Chung and colleagues first suggested the following clinical criteria for the diagnosis of CAAri [4]: (1) acute or subacute onset of symptoms; (2) age ≥40 years; (3) the presence of at least one of the following symptoms: headache, mental or behavioral change, focal neurological signs, or seizures; (4) MRI finding of patchy or confluent T2 signals; (5) evidence of CAA through gradient echo MRI or previous lobar hemorrhage; and (6) no neoplastic or infectious cause of this picture. In 2016, Auriel and colleagues further refined and operationalized these criteria to reflect previous experience with the clinical presentation, specific pattern of white matter hyperintensity (WMH) distribution, and superficial siderosis as a type of bleeding manifestation of CAA [6]. Based on the Auriel’s research, the brain MRI findings of our patient strongly supported the diagnosis of probable CAAri [6].

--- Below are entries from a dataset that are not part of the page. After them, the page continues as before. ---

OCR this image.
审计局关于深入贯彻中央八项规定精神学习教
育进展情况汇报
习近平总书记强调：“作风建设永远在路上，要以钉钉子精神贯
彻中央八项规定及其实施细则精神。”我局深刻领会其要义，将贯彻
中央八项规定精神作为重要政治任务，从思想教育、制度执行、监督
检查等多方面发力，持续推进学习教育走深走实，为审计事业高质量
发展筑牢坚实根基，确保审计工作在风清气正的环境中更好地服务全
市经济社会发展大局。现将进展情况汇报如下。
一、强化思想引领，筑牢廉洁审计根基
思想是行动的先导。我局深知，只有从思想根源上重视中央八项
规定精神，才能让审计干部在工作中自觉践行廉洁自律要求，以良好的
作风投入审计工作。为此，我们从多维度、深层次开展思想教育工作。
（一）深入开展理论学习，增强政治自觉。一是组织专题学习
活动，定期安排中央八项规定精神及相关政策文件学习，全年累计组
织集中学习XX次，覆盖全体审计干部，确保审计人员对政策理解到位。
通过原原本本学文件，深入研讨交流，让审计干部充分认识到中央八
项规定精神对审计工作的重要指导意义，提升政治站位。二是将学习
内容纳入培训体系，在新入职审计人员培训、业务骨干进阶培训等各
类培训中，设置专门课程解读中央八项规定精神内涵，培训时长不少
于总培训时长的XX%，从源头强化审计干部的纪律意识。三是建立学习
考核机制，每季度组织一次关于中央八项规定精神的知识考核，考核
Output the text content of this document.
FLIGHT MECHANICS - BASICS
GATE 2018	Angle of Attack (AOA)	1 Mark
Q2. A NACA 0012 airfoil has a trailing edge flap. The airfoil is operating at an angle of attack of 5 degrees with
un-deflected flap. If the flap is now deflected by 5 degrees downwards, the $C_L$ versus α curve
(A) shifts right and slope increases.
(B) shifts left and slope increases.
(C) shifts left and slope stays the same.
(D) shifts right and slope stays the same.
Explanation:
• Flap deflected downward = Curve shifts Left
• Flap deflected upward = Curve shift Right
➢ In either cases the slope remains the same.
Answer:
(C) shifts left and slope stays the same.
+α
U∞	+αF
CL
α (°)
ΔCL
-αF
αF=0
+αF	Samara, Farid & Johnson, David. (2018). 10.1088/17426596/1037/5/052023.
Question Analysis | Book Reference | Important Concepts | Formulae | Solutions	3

The essential step in the diagnosis of CAAri is the detection of CAA [7]. Microbleeds are typically located at the cortical–subcortical junction, more prominently in the posterior region [5]. Microbleeds present as a decreased or absent signal on T2 gradient-echo sequences. However, microbleeds might not be observed in all CAAri cases according to Sakaguchi’s review [8]. (*) Brain biopsy should be considered if CAAri is highly suspected from clinical presentation despite absence of microbleeds on brain MRI [8]. (*) Our patient’s brain MRI findings revealed confluent areas of asymmetric T2 FLAIR white matter hyperintensities over the bilateral temporal and occipital lobes; and T2 gradient-echo diffuse microbleeds over the bilateral cortical– subcortical junction.

With respect to the APOE genotype, the presence of APOE ε4/ ε4 genotype is a risk factor for CAAri [3]. Many authors found that inflammatory change in patients with CAA is more prevalent when the ε4/ε4 genotype is present. According to series reviewed by Kinnecom et al. ε4/ε4 genotype is found in 76.9% of patients with CAAri; in patients who have CAA without inflammatory change, the same genotype is occurring only 5% of the cases [9]. Further APOE ε4/ε4 gene detection in our patient provided evidence of CAAri.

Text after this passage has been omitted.